Liz Cheney stakes leadership aspirations on impeaching Trump

Rep. Liz Cheney faces a career-defining moment that threatens her meteoric political ascent after revealing she will vote to impeach President Trump on charges of inciting grassroots supporters to storm the United States Capitol as part of a brazen attempt to overturn the 2020 election.

Voting to impeach Trump will put Cheney at odds with a majority of colleagues she leads as the No. 3 ranking House Republican. Three-quarters of them, or more, are likely to oppose the single article of impeachment when the House votes Wednesday. Cheney also could find herself on thin ice with constituents in Wyoming, a state that delivered more than 70% of its November vote to the outgoing president, with impeachment possibly sparking a 2022 primary challenge.

Those factors complicate Cheney’s leadership ambitions, which include becoming the first Republican woman speaker. But the House Republican Conference chairwoman, daughter of former Vice President Dick Cheney, brushed political concerns aside in announcing she would break with House Minority Leader Kevin McCarthy of California and House Minority Whip Steve Scalise of Louisiana and vote to impeach Trump.

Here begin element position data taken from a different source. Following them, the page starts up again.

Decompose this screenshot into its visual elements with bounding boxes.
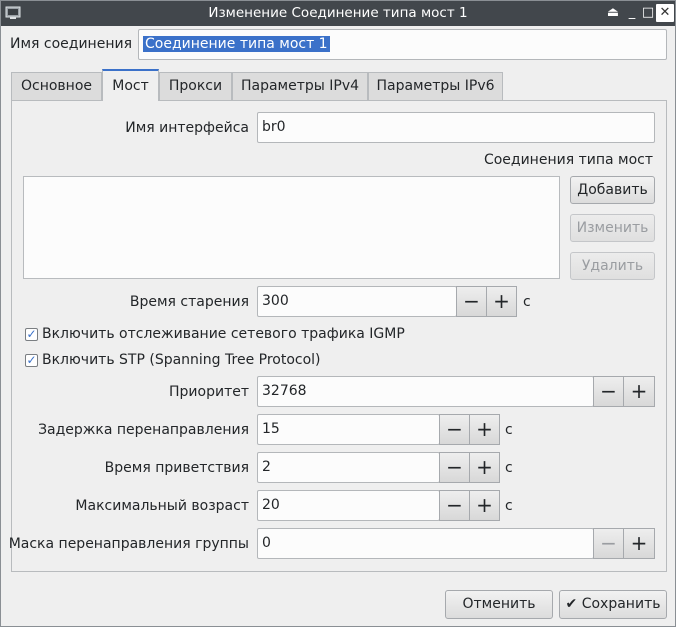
- group-forward-mask-decrement-button[interactable]: −: [593, 528, 624, 559]
- igmp-checkbox[interactable]: ✓: [25, 328, 38, 341]
- close-icon: ✕: [659, 5, 671, 20]
- interface-name-label: Имя интерфейса: [125, 120, 249, 136]
- group-forward-mask-input[interactable]: 0: [257, 528, 594, 559]
- forward-delay-label: Задержка перенаправления: [38, 422, 249, 438]
- hello-time-increment-button[interactable]: +: [469, 452, 500, 483]
- minimize-icon: _: [628, 5, 636, 20]
- aging-time-input[interactable]: 300: [257, 286, 457, 317]
- max-age-increment-button[interactable]: +: [469, 490, 500, 521]
- connection-name-input[interactable]: Соединение типа мост 1: [138, 29, 667, 60]
- forward-delay-increment-button[interactable]: +: [469, 414, 500, 445]
- cancel-button[interactable]: Отменить: [445, 590, 553, 619]
- dialog-window: Изменение Соединение типа мост 1 ⏏ _ □ ✕…: [0, 0, 676, 627]
- group-forward-mask-increment-button[interactable]: +: [623, 528, 655, 559]
- aging-time-unit: с: [523, 294, 531, 310]
- window-title: Изменение Соединение типа мост 1: [208, 5, 468, 21]
- max-age-decrement-button[interactable]: −: [439, 490, 470, 521]
- tab-proxy[interactable]: Прокси: [159, 72, 232, 100]
- max-age-unit: с: [505, 498, 513, 514]
- check-icon: ✔: [565, 596, 578, 612]
- close-button[interactable]: ✕: [656, 4, 674, 22]
- add-button[interactable]: Добавить: [570, 176, 655, 204]
- edit-button[interactable]: Изменить: [570, 214, 655, 242]
- priority-label: Приоритет: [169, 384, 249, 400]
- shade-icon: ⏏: [606, 5, 620, 20]
- hello-time-input[interactable]: 2: [257, 452, 440, 483]
- forward-delay-input[interactable]: 15: [257, 414, 440, 445]
- hello-time-unit: с: [505, 460, 513, 476]
- interface-name-input[interactable]: br0: [257, 112, 655, 143]
- maximize-icon: □: [641, 5, 655, 20]
- tab-ipv6[interactable]: Параметры IPv6: [368, 72, 503, 100]
- delete-button[interactable]: Удалить: [570, 252, 655, 280]
- tab-general[interactable]: Основное: [11, 72, 102, 100]
- title-bar[interactable]: Изменение Соединение типа мост 1 ⏏ _ □ ✕: [1, 1, 675, 26]
- forward-delay-unit: с: [505, 422, 513, 438]
- max-age-input[interactable]: 20: [257, 490, 440, 521]
- aging-time-decrement-button[interactable]: −: [456, 286, 487, 317]
- tab-ipv4[interactable]: Параметры IPv4: [232, 72, 368, 100]
- bridged-connections-label: Соединения типа мост: [483, 152, 653, 168]
- priority-input[interactable]: 32768: [257, 376, 594, 407]
- priority-increment-button[interactable]: +: [623, 376, 655, 407]
- aging-time-label: Время старения: [129, 294, 249, 310]
- priority-decrement-button[interactable]: −: [593, 376, 624, 407]
- stp-checkbox[interactable]: ✓: [25, 354, 38, 367]
- tab-bridge[interactable]: Мост: [102, 69, 159, 101]
- bridged-connections-list[interactable]: [23, 176, 560, 279]
- maximize-button[interactable]: □: [639, 4, 657, 22]
- hello-time-label: Время приветствия: [104, 460, 249, 476]
- igmp-label[interactable]: Включить отслеживание сетевого трафика I…: [42, 326, 405, 342]
- save-button[interactable]: ✔ Сохранить: [559, 590, 667, 619]
- max-age-label: Максимальный возраст: [75, 498, 249, 514]
- connection-name-label: Имя соединения: [10, 36, 133, 52]
- aging-time-increment-button[interactable]: +: [486, 286, 517, 317]
- hello-time-decrement-button[interactable]: −: [439, 452, 470, 483]
- connection-name-value: Соединение типа мост 1: [143, 36, 330, 52]
- stp-label[interactable]: Включить STP (Spanning Tree Protocol): [42, 352, 321, 368]
- save-button-label: Сохранить: [581, 596, 661, 612]
- forward-delay-decrement-button[interactable]: −: [439, 414, 470, 445]
- shade-button[interactable]: ⏏: [604, 4, 622, 22]
- group-forward-mask-label: Маска перенаправления группы: [8, 536, 249, 552]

“The president of the United States summoned this mob, assembled the mob, and lit the flame of this attack. Everything that followed was his doing. None of this would have happened without the president,” Cheney said in a published statement. “There has never been a greater betrayal by a president of the United States of his office and his oath to the Constitution.”

Cheney’s strong support for impeachment comes on the heels of her conspicuous vote to certify President-elect Joe Biden’s Electoral College victory and refusal to back Trump’s unfounded claims that the 2020 election was stolen. She broke with McCarthy and Scalise on that issue as well, not to mention well over half of her fellow House Republicans.

With Trump’s standing intact among most GOP voters and the majority of House Republicans, despite his role in the Capitol siege, Cheney risks derailing her rise in the leadership ranks, if not her House career altogether, party operatives say. “Impeachment? I think that may be a bridge too far,” said a GOP congressional aide who questioned whether Cheney could survive in leadership after crossing Trump so boldly.

A Republican operative supportive of Cheney agreed the congresswoman is not doing herself any favors with this vote. But this party insider said politics was a secondary concern, especially after the Capitol was overrun and ransacked by Trump’s “MAGA” supporters on Wednesday in the middle of Congress meeting in joint session to certify the results of the Nov. 3 election after the president encouraged them to march on Capitol Hill to “stop the steal.”

“They’re fully aware that this is not helpful back home, that she’s thumbing her nose at the Wyoming GOP base as it exists today,” this Republican operative said.